A member of Congress from 1957 to 1961, Rep. Porter endorsed several unpopular ideas, including admitting China to the United Nations and trading with China in nonstrategic materials. He also backed disarmament and called for a halt to nuclear testing.
In 1958, after Rep. Porter was warmly welcomed in Venezuela, the Roseburg (Ore.) News-Review wrote that "Porter's speeches sound as if they were made by Khrushchev."

Rep. Porter, who opposed the Vietnam War, unsuccessfully sought reelection several times.
On a local level, Rep. Porter is perhaps best remembered for his fight to remove a hilltop Christian cross from Skinner Butte.
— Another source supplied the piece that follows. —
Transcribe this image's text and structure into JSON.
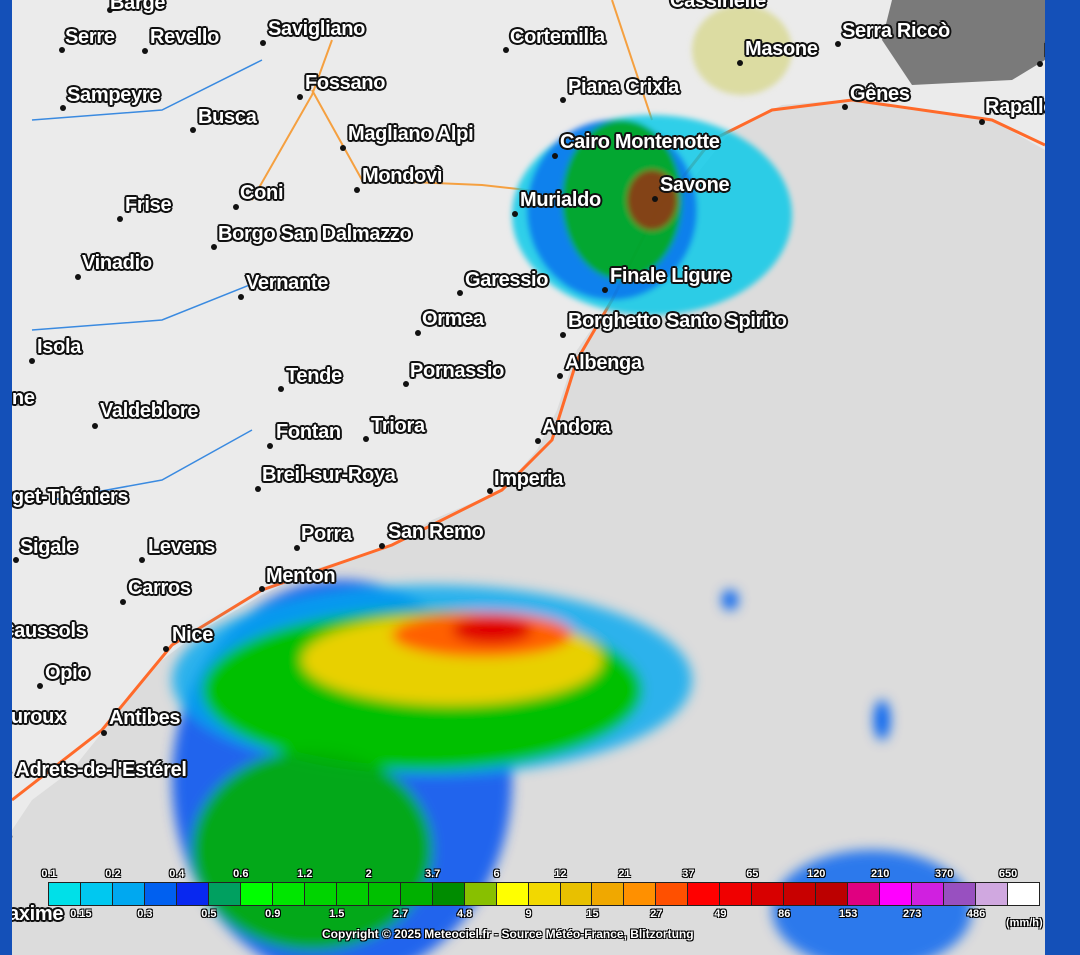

He had sought to have the cross removed ever since it was erected by two Eugene business people in 1964.

The first lawsuit to remove the cross was filed in 1965, and the issue wasn't decided until 1997, when the 9th U.S. Circuit Court of Appeals ruled the cross unconstitutional.
"My father, who was a Christian, would say his greatest accomplishment would have been taking the cross down from Skinner Butte," Rep. Porter's son, Sam Porter, told the Eugene Register-Guard newspaper.

As a lawyer, Rep. Porter fought against a nuclear plant in the Eugene area and the use of ratepayers' money to promote it; for tubal ligations by choice for social and economic reasons; for decriminalization of marijuana; and for statutory status reviews of institutionalized mentally retarded people.

In 1975, Rep. Porter demanded under the Freedom of Information Act that the CIA turn over the file it was keeping on him. The 222-page document dealt largely with his peace activities and his efforts to abolish the House Un-American Activities Committee.

In 2001, he wrote a resolution seeking to impeach the five Supreme Court justices who voted to stop the presidential ballot recount in Florida. He said their decision was transparently political and "tarnished the integrity" of the court.

Charles Orlando Porter was born in Klamath Falls, Ore., on April 4, 1919. He was a 1941 graduate of Harvard University and a 1947 graduate of its law school. He was an Army Air Forces veteran of World War II.
He practiced law in Eugene until winning election to the House. He resumed his practice after returning to Oregon.